Document Type : Original Article
Department of Computer Eng., Shahrekord University, Shahrekord, Iran
Department of Computer Engineering, Faculty of Engineering Shahrekord University Shahrekord, Iran
Computer Engineering Dept., Shahrekord University, Shahrekord, Iran
With the fast growth of social media, they have become the most important platform for posting multimodal content generated by users. Much of the data on social networks such as Instagram and Telegram is multimodal data. With the aim of analyzing such multimodal data in social networks, multimodal sentiment analysis has become one of the most significant subjects for researchers in the field of emotion recognition and data mining. Although multimodal sentiment analysis of social media data for English language has been addressed in several researches recently, few studies addressed the problem for the Persian language which is the official language of more than 120 million of people around the word. In this study, a multimodal deep learning model is proposed to address this problem.

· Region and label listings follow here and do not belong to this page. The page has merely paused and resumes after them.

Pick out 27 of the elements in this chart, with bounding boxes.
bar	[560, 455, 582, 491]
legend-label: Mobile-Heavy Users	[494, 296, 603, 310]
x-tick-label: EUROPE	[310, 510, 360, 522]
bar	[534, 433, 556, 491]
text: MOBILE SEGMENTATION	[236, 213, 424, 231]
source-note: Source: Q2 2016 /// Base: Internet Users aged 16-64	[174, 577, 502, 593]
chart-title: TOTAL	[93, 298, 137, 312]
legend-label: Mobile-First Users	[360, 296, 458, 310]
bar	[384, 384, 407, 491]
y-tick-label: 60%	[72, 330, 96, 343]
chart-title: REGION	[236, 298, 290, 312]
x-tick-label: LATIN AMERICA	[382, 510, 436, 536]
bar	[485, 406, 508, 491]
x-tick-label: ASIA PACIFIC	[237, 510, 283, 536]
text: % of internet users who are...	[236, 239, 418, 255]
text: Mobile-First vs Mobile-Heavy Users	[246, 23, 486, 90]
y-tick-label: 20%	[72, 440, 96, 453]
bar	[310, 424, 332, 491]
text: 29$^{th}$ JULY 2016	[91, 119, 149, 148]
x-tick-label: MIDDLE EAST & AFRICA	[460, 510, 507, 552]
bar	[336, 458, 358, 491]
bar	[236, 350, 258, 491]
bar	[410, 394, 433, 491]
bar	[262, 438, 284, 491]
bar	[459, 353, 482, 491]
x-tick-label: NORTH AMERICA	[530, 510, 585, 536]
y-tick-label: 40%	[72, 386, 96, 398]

The proposed method utilizes a bi-directional long short-term memory (bi-LSTM) for processing text posts and a VGG16 convolutional network for analyzing images. A new dataset of Instagram and Telegram posts, MPerSocial, containing 1000 pairs of images and Persian comments is introduced in the current study and used for evaluating the proposed method. The results of experiments show that using the fusion of textual and image modalities improves sentiment polarity detection accuracy by 20% and 8% compared with the scenario in which image and text modalities in isolation. Also, the performance of the proposed model is better than three similar deep and four traditional machine learning models. All codes and dataset used in the current study are publicly available at GitHub.